Christian Island, Ont., woman worries for her family's health after finding dead mouse in bagged milk
Shaylynn Marsden says the milk was mostly consumed by her three-year-old son
WARNING: This story contains details some readers may find disturbing.
In Shaylynn Marsden's household, milk is a staple. With a three-year-old son who loves a glass before bed and with his meals, she can never have enough in the house.
That's why when one particular bag of milk felt heavier than normal, she knew something was wrong.
"I could see the tail and the hair, and I knew right away that it was a mouse," said Marsden, 28, who lives on Christian Island on Georgian Bay.
"That level of disgust was just unbelievable ... I literally wanted to gargle and drink bleach, that's how gross I felt," said Marsden, who works in social services.
On March 26, a little over a week after the bag was purchased, Marsden said she found the dead rodent near the bottom of the second Neilson TruTaste milk bag that came in a package of three — after she and her son, Onikaniw, had already finished one bag and some of the second bag, which contained the rodent.
Experts say that while this incident is disturbing, it's a rare occurrence. But to Marsden, the reassurance means little. She says she's lost trust in the institutions meant to safeguard food safety and is worried about the potential health consequences.
On the advice of Telehealth practitioners, Marsden says she's monitoring her son for any signs of sickness after already experiencing diarrhea herself. She says she's been told Onikaniw is at risk for worms.
After he was diagnosed with asthma last year, she's worried about how exposure to a rodent might further impact his immune system.
"I'm kind of glad he doesn't understand what's happening — I'm taking that on for him as well."

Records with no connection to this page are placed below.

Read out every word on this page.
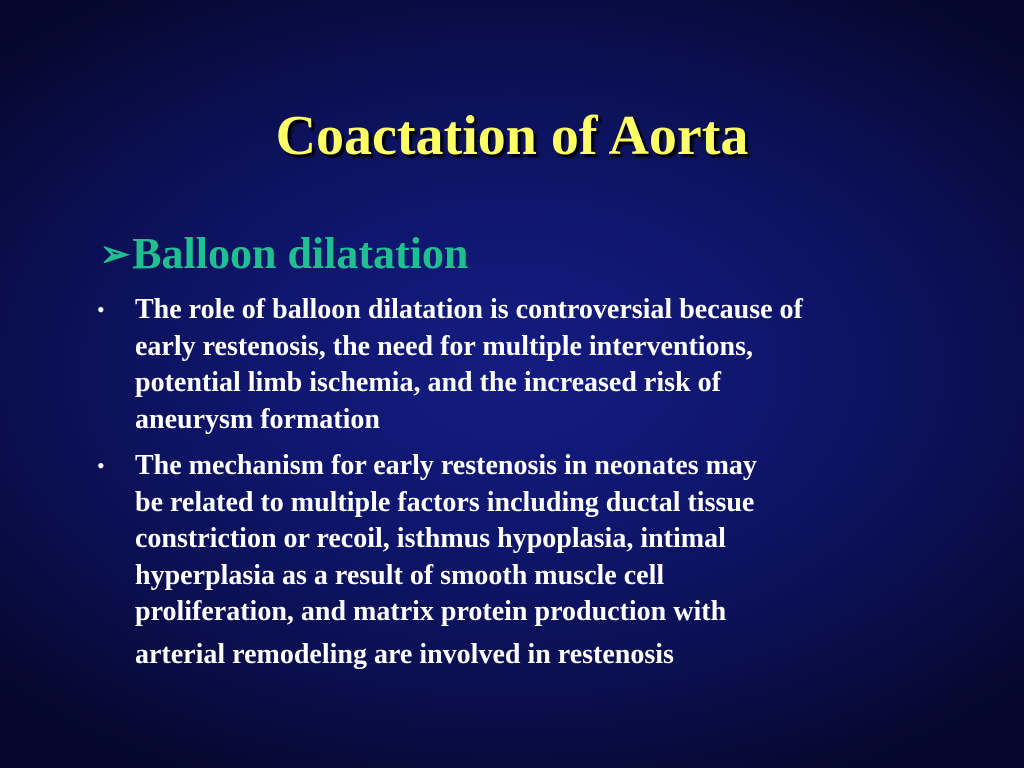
Coactation of Aorta
➢Balloon dilatation
• The role of balloon dilatation is controversial because of
early restenosis, the need for multiple interventions,
potential limb ischemia, and the increased risk of
aneurysm formation
• The mechanism for early restenosis in neonates may
be related to multiple factors including ductal tissue
constriction or recoil, isthmus hypoplasia, intimal
hyperplasia as a result of smooth muscle cell
proliferation, and matrix protein production with
arterial remodeling are involved in restenosis
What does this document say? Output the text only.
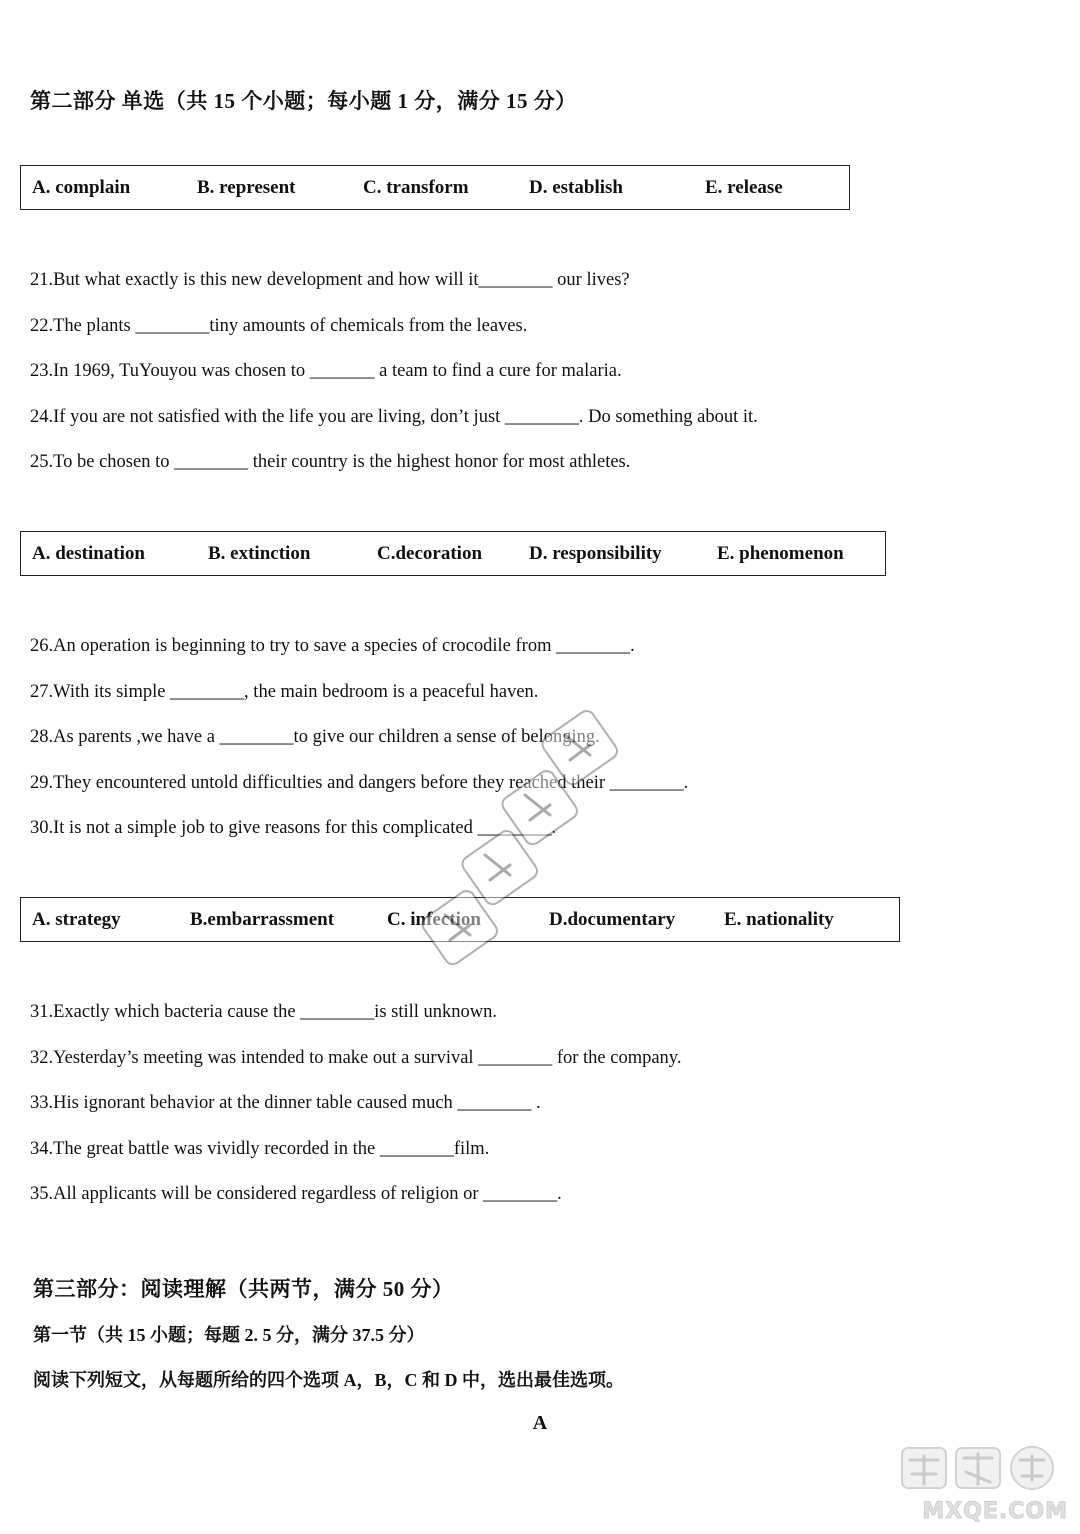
第二部分 单选（共 15 个小题；每小题 1 分，满分 15 分）
A. complain	B. represent	C. transform	D. establish	E. release
21.But what exactly is this new development and how will it________ our lives?
22.The plants ________tiny amounts of chemicals from the leaves.
23.In 1969, TuYouyou was chosen to _______ a team to find a cure for malaria.
24.If you are not satisfied with the life you are living, don’t just ________. Do something about it.
25.To be chosen to ________ their country is the highest honor for most athletes.
A. destination	B. extinction	C.decoration D. responsibility	E. phenomenon
26.An operation is beginning to try to save a species of crocodile from ________.
27.With its simple ________, the main bedroom is a peaceful haven.
28.As parents ,we have a ________to give our children a sense of belonging.
29.They encountered untold difficulties and dangers before they reached their ________.
30.It is not a simple job to give reasons for this complicated ________.
A. strategy	B.embarrassment	C. infection	D.documentary	E. nationality
31.Exactly which bacteria cause the ________is still unknown.
32.Yesterday’s meeting was intended to make out a survival ________ for the company.
33.His ignorant behavior at the dinner table caused much ________ .
34.The great battle was vividly recorded in the ________film.
35.All applicants will be considered regardless of religion or ________.
第三部分：阅读理解（共两节，满分 50 分）
第一节（共 15 小题；每题 2. 5 分，满分 37.5 分）
阅读下列短文，从每题所给的四个选项 A，B，C 和 D 中，选出最佳选项。
A
MXQE.COM
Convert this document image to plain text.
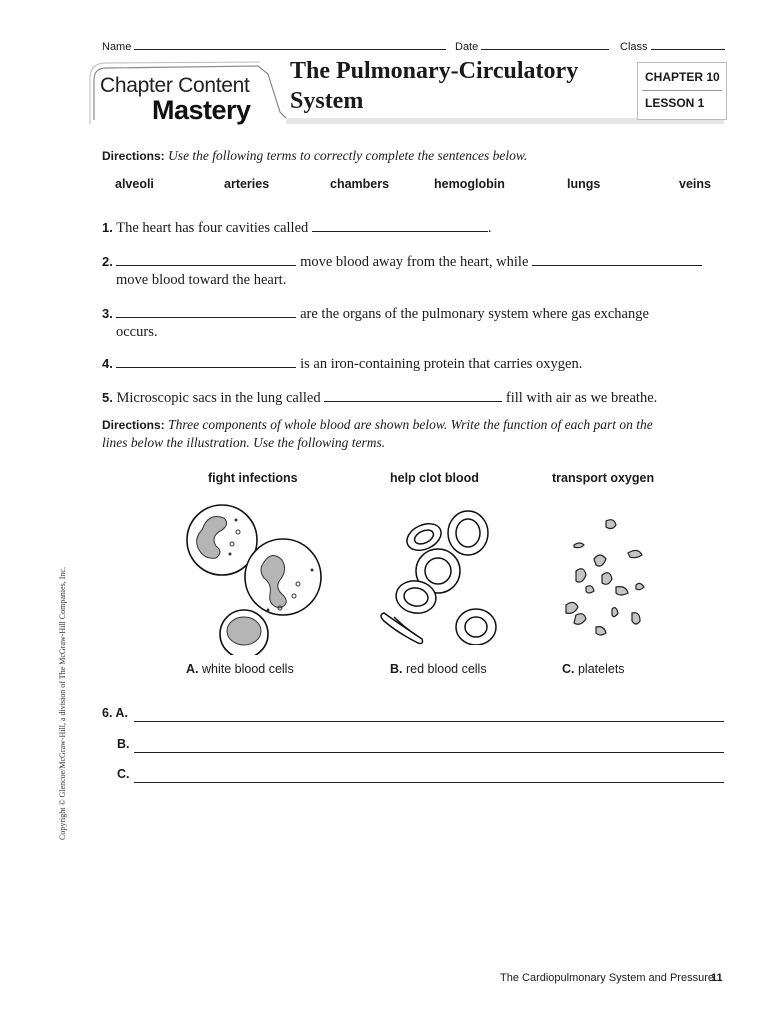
Name	Date	Class
Chapter Content
Mastery
The Pulmonary-Circulatory
System
CHAPTER 10
LESSON 1
Directions: Use the following terms to correctly complete the sentences below.
alveoli	arteries	chambers	hemoglobin	lungs	veins
1. The heart has four cavities called	.
2.	move blood away from the heart, while
move blood toward the heart.
3.	are the organs of the pulmonary system where gas exchange
occurs.
4.	is an iron-containing protein that carries oxygen.
5. Microscopic sacs in the lung called	fill with air as we breathe.
Directions: Three components of whole blood are shown below. Write the function of each part on the
lines below the illustration. Use the following terms.
fight infections	help clot blood	transport oxygen
A. white blood cells	B. red blood cells	C. platelets
6. A.
B.
C.
Copyright © Glencoe/McGraw-Hill, a division of The McGraw-Hill Companies, Inc.
The Cardiopulmonary System and Pressure
11
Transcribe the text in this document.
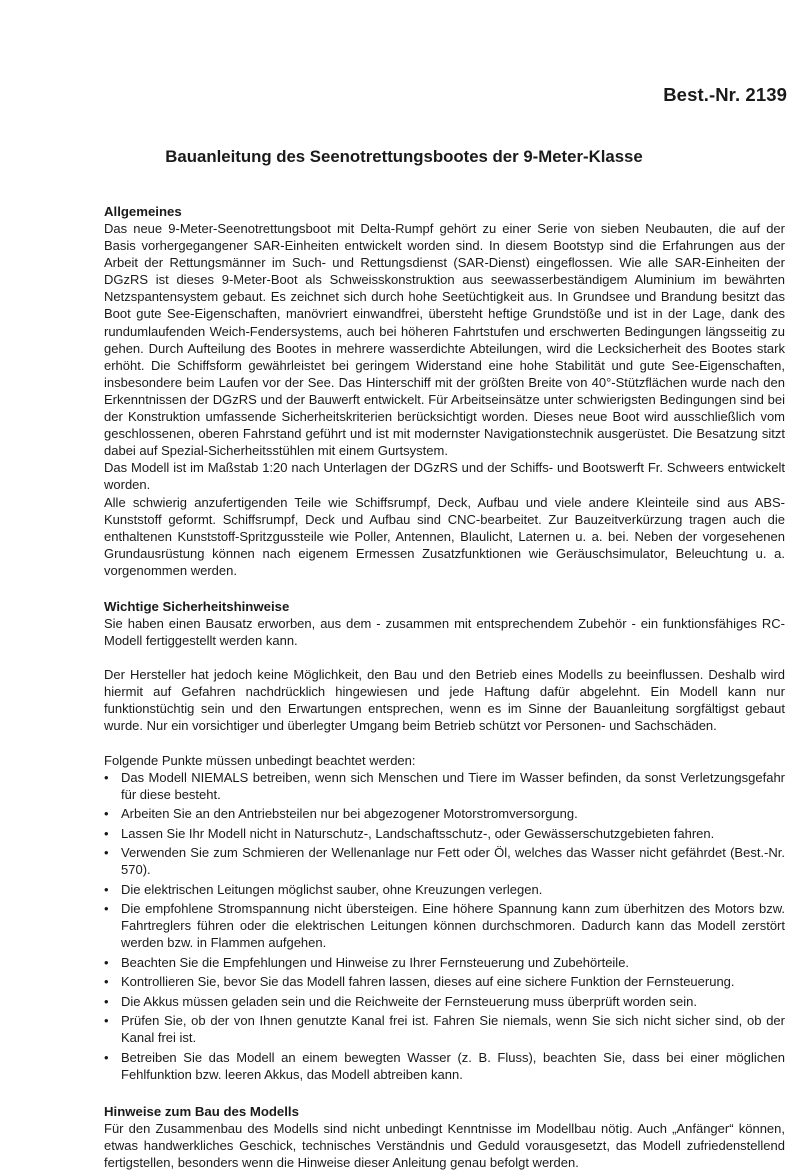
Best.-Nr. 2139
Bauanleitung des Seenotrettungsbootes der 9-Meter-Klasse
Allgemeines

Das neue 9-Meter-Seenotrettungsboot mit Delta-Rumpf gehört zu einer Serie von sieben Neubauten, die auf der Basis vorhergegangener SAR-Einheiten entwickelt worden sind. In diesem Bootstyp sind die Erfahrungen aus der Arbeit der Rettungsmänner im Such- und Rettungsdienst (SAR-Dienst) eingeflossen. Wie alle SAR-Einheiten der DGzRS ist dieses 9-Meter-Boot als Schweisskonstruktion aus seewasserbeständigem Aluminium im bewährten Netzspantensystem gebaut. Es zeichnet sich durch hohe Seetüchtigkeit aus. In Grundsee und Brandung besitzt das Boot gute See-Eigenschaften, manövriert einwandfrei, übersteht heftige Grundstöße und ist in der Lage, dank des rundumlaufenden Weich-Fendersystems, auch bei höheren Fahrtstufen und erschwerten Bedingungen längsseitig zu gehen. Durch Aufteilung des Bootes in mehrere wasserdichte Abteilungen, wird die Lecksicherheit des Bootes stark erhöht. Die Schiffsform gewährleistet bei geringem Widerstand eine hohe Stabilität und gute See-Eigenschaften, insbesondere beim Laufen vor der See. Das Hinterschiff mit der größten Breite von 40°-Stützflächen wurde nach den Erkenntnissen der DGzRS und der Bauwerft entwickelt. Für Arbeitseinsätze unter schwierigsten Bedingungen sind bei der Konstruktion umfassende Sicherheitskriterien berücksichtigt worden. Dieses neue Boot wird ausschließlich vom geschlossenen, oberen Fahrstand geführt und ist mit modernster Navigationstechnik ausgerüstet. Die Besatzung sitzt dabei auf Spezial-Sicherheitsstühlen mit einem Gurtsystem.

Das Modell ist im Maßstab 1:20 nach Unterlagen der DGzRS und der Schiffs- und Bootswerft Fr. Schweers entwickelt worden.

Alle schwierig anzufertigenden Teile wie Schiffsrumpf, Deck, Aufbau und viele andere Kleinteile sind aus ABS-Kunststoff geformt. Schiffsrumpf, Deck und Aufbau sind CNC-bearbeitet. Zur Bauzeitverkürzung tragen auch die enthaltenen Kunststoff-Spritzgussteile wie Poller, Antennen, Blaulicht, Laternen u. a. bei. Neben der vorgesehenen Grundausrüstung können nach eigenem Ermessen Zusatzfunktionen wie Geräuschsimulator, Beleuchtung u. a. vorgenommen werden.

Wichtige Sicherheitshinweise

Sie haben einen Bausatz erworben, aus dem - zusammen mit entsprechendem Zubehör - ein funktionsfähiges RC-Modell fertiggestellt werden kann.

Der Hersteller hat jedoch keine Möglichkeit, den Bau und den Betrieb eines Modells zu beeinflussen. Deshalb wird hiermit auf Gefahren nachdrücklich hingewiesen und jede Haftung dafür abgelehnt. Ein Modell kann nur funktionstüchtig sein und den Erwartungen entsprechen, wenn es im Sinne der Bauanleitung sorgfältigst gebaut wurde. Nur ein vorsichtiger und überlegter Umgang beim Betrieb schützt vor Personen- und Sachschäden.

Folgende Punkte müssen unbedingt beachtet werden:

• Das Modell NIEMALS betreiben, wenn sich Menschen und Tiere im Wasser befinden, da sonst Verletzungsgefahr für diese besteht.
• Arbeiten Sie an den Antriebsteilen nur bei abgezogener Motorstromversorgung.
• Lassen Sie Ihr Modell nicht in Naturschutz-, Landschaftsschutz-, oder Gewässerschutzgebieten fahren.
• Verwenden Sie zum Schmieren der Wellenanlage nur Fett oder Öl, welches das Wasser nicht gefährdet (Best.-Nr. 570).
• Die elektrischen Leitungen möglichst sauber, ohne Kreuzungen verlegen.
• Die empfohlene Stromspannung nicht übersteigen. Eine höhere Spannung kann zum überhitzen des Motors bzw. Fahrtreglers führen oder die elektrischen Leitungen können durchschmoren. Dadurch kann das Modell zerstört werden bzw. in Flammen aufgehen.
• Beachten Sie die Empfehlungen und Hinweise zu Ihrer Fernsteuerung und Zubehörteile.
• Kontrollieren Sie, bevor Sie das Modell fahren lassen, dieses auf eine sichere Funktion der Fernsteuerung.
• Die Akkus müssen geladen sein und die Reichweite der Fernsteuerung muss überprüft worden sein.
• Prüfen Sie, ob der von Ihnen genutzte Kanal frei ist. Fahren Sie niemals, wenn Sie sich nicht sicher sind, ob der Kanal frei ist.
• Betreiben Sie das Modell an einem bewegten Wasser (z. B. Fluss), beachten Sie, dass bei einer möglichen Fehlfunktion bzw. leeren Akkus, das Modell abtreiben kann.
Hinweise zum Bau des Modells

Für den Zusammenbau des Modells sind nicht unbedingt Kenntnisse im Modellbau nötig. Auch „Anfänger“ können, etwas handwerkliches Geschick, technisches Verständnis und Geduld vorausgesetzt, das Modell zufriedenstellend fertigstellen, besonders wenn die Hinweise dieser Anleitung genau befolgt werden.
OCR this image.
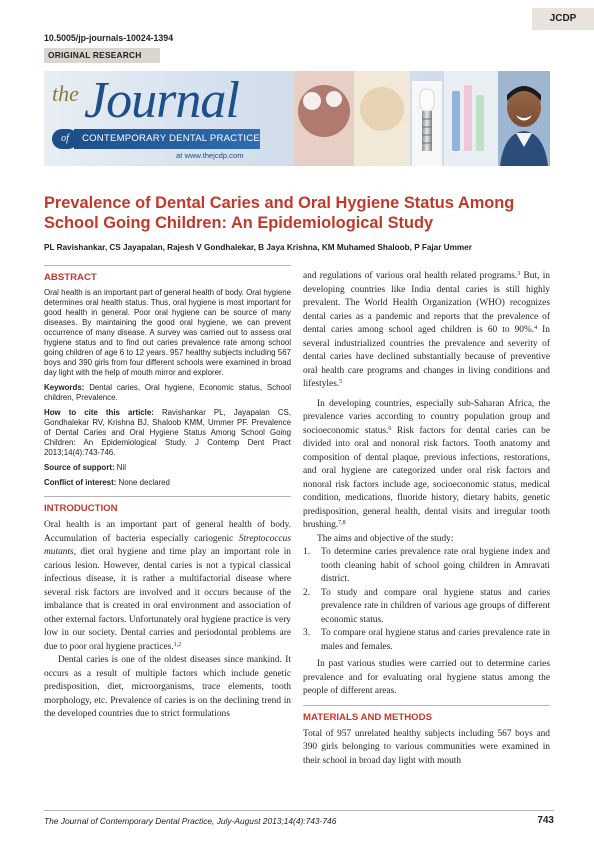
JCDP
10.5005/jp-journals-10024-1394
ORIGINAL RESEARCH
the Journal
CONTEMPORARY DENTAL PRACTICE
of
at www.thejcdp.com
Prevalence of Dental Caries and Oral Hygiene Status Among School Going Children: An Epidemiological Study
PL Ravishankar, CS Jayapalan, Rajesh V Gondhalekar, B Jaya Krishna, KM Muhamed Shaloob, P Fajar Ummer
ABSTRACT

Oral health is an important part of general health of body. Oral hygiene determines oral health status. Thus, oral hygiene is most important for good health in general. Poor oral hygiene can be source of many diseases. By maintaining the good oral hygiene, we can prevent occurrence of many disease. A survey was carried out to assess oral hygiene status and to find out caries prevalence rate among school going children of age 6 to 12 years. 957 healthy subjects including 567 boys and 390 girls from four different schools were examined in broad day light with the help of mouth mirror and explorer.

Keywords: Dental caries, Oral hygiene, Economic status, School children, Prevalence.

How to cite this article: Ravishankar PL, Jayapalan CS, Gondhalekar RV, Krishna BJ, Shaloob KMM, Ummer PF. Prevalence of Dental Caries and Oral Hygiene Status Among School Going Children: An Epidemiological Study. J Contemp Dent Pract 2013;14(4):743-746.

Source of support: Nil

Conflict of interest: None declared

INTRODUCTION

Oral health is an important part of general health of body. Accumulation of bacteria especially cariogenic Streptococcus mutants, diet oral hygiene and time play an important role in carious lesion. However, dental caries is not a typical classical infectious disease, it is rather a multifactorial disease where several risk factors are involved and it occurs because of the imbalance that is created in oral environment and association of other external factors. Unfortunately oral hygiene practice is very low in our society. Dental carries and periodontal problems are due to poor oral hygiene practices.$^{1,2}$

Dental caries is one of the oldest diseases since mankind. It occurs as a result of multiple factors which include genetic predisposition, diet, microorganisms, trace elements, tooth morphology, etc. Prevalence of caries is on the declining trend in the developed countries due to strict formulations

and regulations of various oral health related programs.$^3$ But, in developing countries like India dental caries is still highly prevalent. The World Health Organization (WHO) recognizes dental caries as a pandemic and reports that the prevalence of dental caries among school aged children is 60 to 90%.$^4$ In several industrialized countries the prevalence and severity of dental caries have declined substantially because of preventive oral health care programs and changes in living conditions and lifestyles.$^5$

In developing countries, especially sub-Saharan Africa, the prevalence varies according to country population group and socioeconomic status.$^6$ Risk factors for dental caries can be divided into oral and nonoral risk factors. Tooth anatomy and composition of dental plaque, previous infections, restorations, and oral hygiene are categorized under oral risk factors and nonoral risk factors include age, socioeconomic status, medical condition, medications, fluoride history, dietary habits, genetic predisposition, general health, dental visits and irregular tooth brushing.$^{7,8}$

The aims and objective of the study:

1. To determine caries prevalence rate oral hygiene index and tooth cleaning habit of school going children in Amravati district.
2. To study and compare oral hygiene status and caries prevalence rate in children of various age groups of different economic status.
3. To compare oral hygiene status and caries prevalence rate in males and females.

In past various studies were carried out to determine caries prevalence and for evaluating oral hygiene status among the people of different areas.

MATERIALS AND METHODS

Total of 957 unrelated healthy subjects including 567 boys and 390 girls belonging to various communities were examined in their school in broad day light with mouth

The Journal of Contemporary Dental Practice, July-August 2013;14(4):743-746	743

Marsden filed an online complaint with the company on March 30.
Disturbing but rare
Saputo, the company that owns Neilson Dairy, said in an email to CBC News it's aware of the complaint.
"While an issue like this is highly unlikely to occur at any of our facilities and we have not received any similar consumer complaints, we take all feedback seriously and will collaborate with the CFIA [Canadian Food Inspection Agency] as we look into it."
Ian Young, associate professor at the School of Occupational and Public Health at Ryerson University, said while the incident is disturbing, members of the public should still have faith in the country's food regulation system.
"We have one of the safest food safety systems in the world," Young said. "Occasionally there are breakdowns in quality control ... but overall I would say, thankfully, things like this are quite rare."
Young said it's hard to know how the incident happened, but depending on the facilities and how the milk is funnelled into bags, more than one package of milk could have been contaminated.
"That is definitely a concern that it could have contaminated a wider batch of product as well," Young said.
The CFIA confirmed to CBC News that it has launched an investigation.
"At this time, the CFIA has not received any other similar complaints, no recalls have been issued as a result of this complaint, and no illness has been reported to the CFIA," reads the email.
"We are currently following-up on the complaint, and will notify the complainant when the investigation has been completed."
Marsden says she didn't report her diarrhea symptoms at the time of the complaint, but reported it to Telehealth officials.
Insult to injury
Marsden lives in Beausoleil First Nation on Christian Island, located in the southern tip of Georgian Bay, about an hour away from Midland, Ont.
She says with the general rise in the cost of living and the fact that it requires more than an hour of travel by ferry and car to get to the mainland for essentials, it adds insult to injury to pay for food that doesn't pass the bar for safety.
Moving forward, she says she'll think twice when it comes to eating out and buying food at the grocery store.
"It kind of just causes you to lose all faith that you have in food and manufacturing industries," Marsden said.
Marsden says she's looking into exploring the matter legally.
"I just hope that the manufacturers and companies are more accountable and responsible, and they're taking these things seriously [and] especially with the food prices going so high, that we are getting what we're paying for.
"It can happen to anyone. I'm just hoping that it doesn't happen to anyone else."